Journal Watch - Mortality
High Peritoneal Transport and Long-term PD Outcomes
Among 470 patients who did PD for up to 10 years in Hong Kong, the peritoneal transport rate was able to differentiate survivors. After the first few years of PD, having high peritoneal transport became a significant risk factor for mortality.
Read the abstract » | (added 05/11/2018)
Improving Incident ESRD Care with Transitional Care Units
Patients who transition onto dialysis are at high risk for morbidity and mortality—along with high costs. Transitional care units use the first 30 days of treatment for systematic onboarding that includes education and informed options choice—and may be especially helpful to those who start treatment emergently. Read the abstract.
Read the abstract » | (added 03/16/2018)
Standard Kt/V urea Targets Less Useful for Home HD
When patients do home HD more often than three times a week, do the Kt/V urea targets still predict outcomes? Not all that well, suggests a new study. Multivariate regression analysis of 109,273 standard in-center HD patients compared to 2,373 home HD patients found that while a lower Kt/V urea (<2.1) did predict higher blood pressure in both groups, it did not predict metabolic control in either group. For those on home HD, a low Kt/V did not predict hospitalization, mortality, or technique failure, though it did for in-center patients. The authors concluded that the current Kt/V urea targets “have limited utility” for home HD.

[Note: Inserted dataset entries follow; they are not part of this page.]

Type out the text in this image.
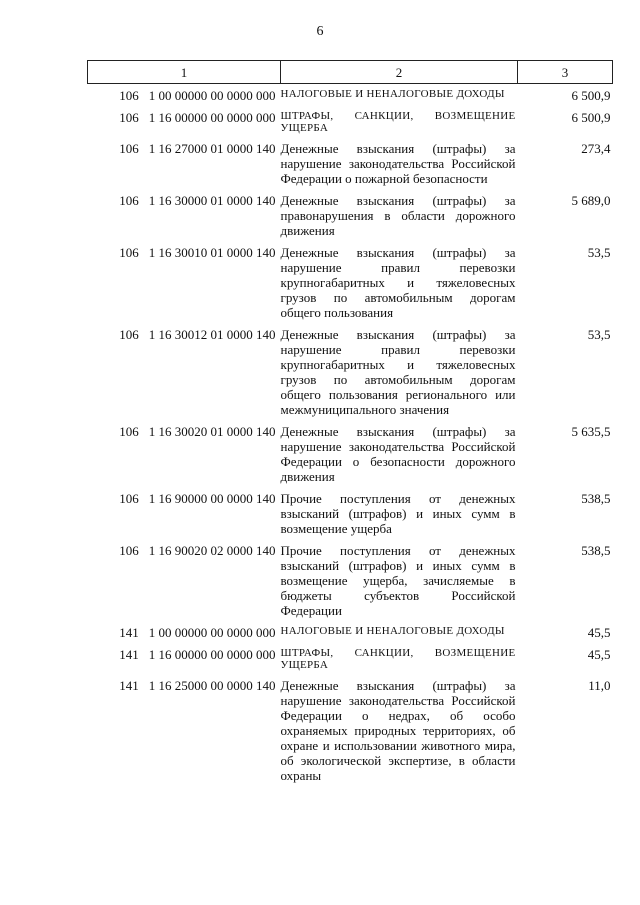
6
1	2	3
106 1 00 00000 00 0000 000	НАЛОГОВЫЕ И НЕНАЛОГОВЫЕ ДОХОДЫ	6 500,9
106 1 16 00000 00 0000 000	ШТРАФЫ, САНКЦИИ, ВОЗМЕЩЕНИЕ УЩЕРБА	6 500,9
106 1 16 27000 01 0000 140	Денежные взыскания (штрафы) за нарушение законодательства Российской Федерации о пожарной безопасности	273,4
106 1 16 30000 01 0000 140	Денежные взыскания (штрафы) за правонарушения в области дорожного движения	5 689,0
106 1 16 30010 01 0000 140	Денежные взыскания (штрафы) за нарушение правил перевозки крупногабаритных и тяжеловесных грузов по автомобильным дорогам общего пользования	53,5
106 1 16 30012 01 0000 140	Денежные взыскания (штрафы) за нарушение правил перевозки крупногабаритных и тяжеловесных грузов по автомобильным дорогам общего пользования регионального или межмуниципального значения	53,5
106 1 16 30020 01 0000 140	Денежные взыскания (штрафы) за нарушение законодательства Российской Федерации о безопасности дорожного движения	5 635,5
106 1 16 90000 00 0000 140	Прочие поступления от денежных взысканий (штрафов) и иных сумм в возмещение ущерба	538,5
106 1 16 90020 02 0000 140	Прочие поступления от денежных взысканий (штрафов) и иных сумм в возмещение ущерба, зачисляемые в бюджеты субъектов Российской Федерации	538,5
141 1 00 00000 00 0000 000	НАЛОГОВЫЕ И НЕНАЛОГОВЫЕ ДОХОДЫ	45,5
141 1 16 00000 00 0000 000	ШТРАФЫ, САНКЦИИ, ВОЗМЕЩЕНИЕ УЩЕРБА	45,5
141 1 16 25000 00 0000 140	Денежные взыскания (штрафы) за нарушение законодательства Российской Федерации о недрах, об особо охраняемых природных территориях, об охране и использовании животного мира, об экологической экспертизе, в области охраны	11,0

Read the abstract » | (added 02/15/2018)
Survival in Those Eligible for BOTH PD or Standard In-center HD
Yes, this is yet another survival comparison. A study of almost a decade of people (N=2,032) starting dialysis at seven Ontario clinics looked at mortality only among those who were judged to be suitable for either PD or standard in-center HD by a multidisciplinary team. Both options offered similar survival.
Read the abstract » | (added 12/14/2017)
PD in PKD?
There is yet more evidence that people with PDK can successfully do PD. Researchers in Peking analyzed survival data from people with PKD between1993 and 2015 on PD vs. HD. Additionally, they matched PD patients who did and did not have PKD. Neither PD nor PKD independently predicted mortality.
Read the abstract » | (added 09/15/2017)
PD vs. Standard HD for People with Cirrhosis
For cirrhotic people with kidney failure, data abstraction from the U.S. Nationwide Inpatient Study between 2005 and 2012 compared outcomes with PD and standard in-center HD. In-hospital mortality for those with ascites was significantly less with PD. In addition, PD hospital stays were shorter and costs were lower. Yet, just 1.7% of the sample was using PD.
Read the abstract » | (added 04/12/2017)
Results of a Metaanalysis of Nocturnal vs. Standard HD
Researchers who looked at 28 studies of 22,508 patients found a mixed bag: comparable side effects and mortality between nocturnal and standard HD, less hospitalization with standard HD—but better heart health and physical quality of life with nocturnal HD, with fewer blood pressure medicines needed.
Read the abstract » | (added 03/09/2017)
The HEMO Study Returns with a New Message
“An index only on the basis of urea does not provide a sufficient measure of dialysis adequacy,” finds yet another reanalysis of the by-now-ancient HEMO study data. Looking only at small uremic solutes—even non-urea wastes—did not predict all-cause mortality. Doing HD just three times a week made it impossible to remove enough solutes to matter.
Read the abstract » | (added 11/10/2016)
Time Matters: HD Kt Dose , Hospitalization, and Death
Does adding more HD benefit patients? Yes, finds a Fresenius study of 6,129 patients in Spain. There as a progressive increase in the risk of death for patients who were below the target Kt, and as Kt rose to reach and exceed the target, the risk declined, as did the risk of hospitalization. “Thus, prescribing an additional 3 L or more above the minimum Kt dose could potentially reduce mortality risk, and 9 L or more reduce hospitalization risk,” noted the authors.
Read the abstract » | (added 11/10/2016)
Overhydration and Mortality Risk on PD
When PD does not remove enough water, the resulting overhydration is a major risk factor for death. A study of 54 PD patients between 2008 and 2015 measured with bioimpedance technology were divided into normohydrated and overhydrated groups. Older age, low diastolic blood pressure and overhydration predicted mortality.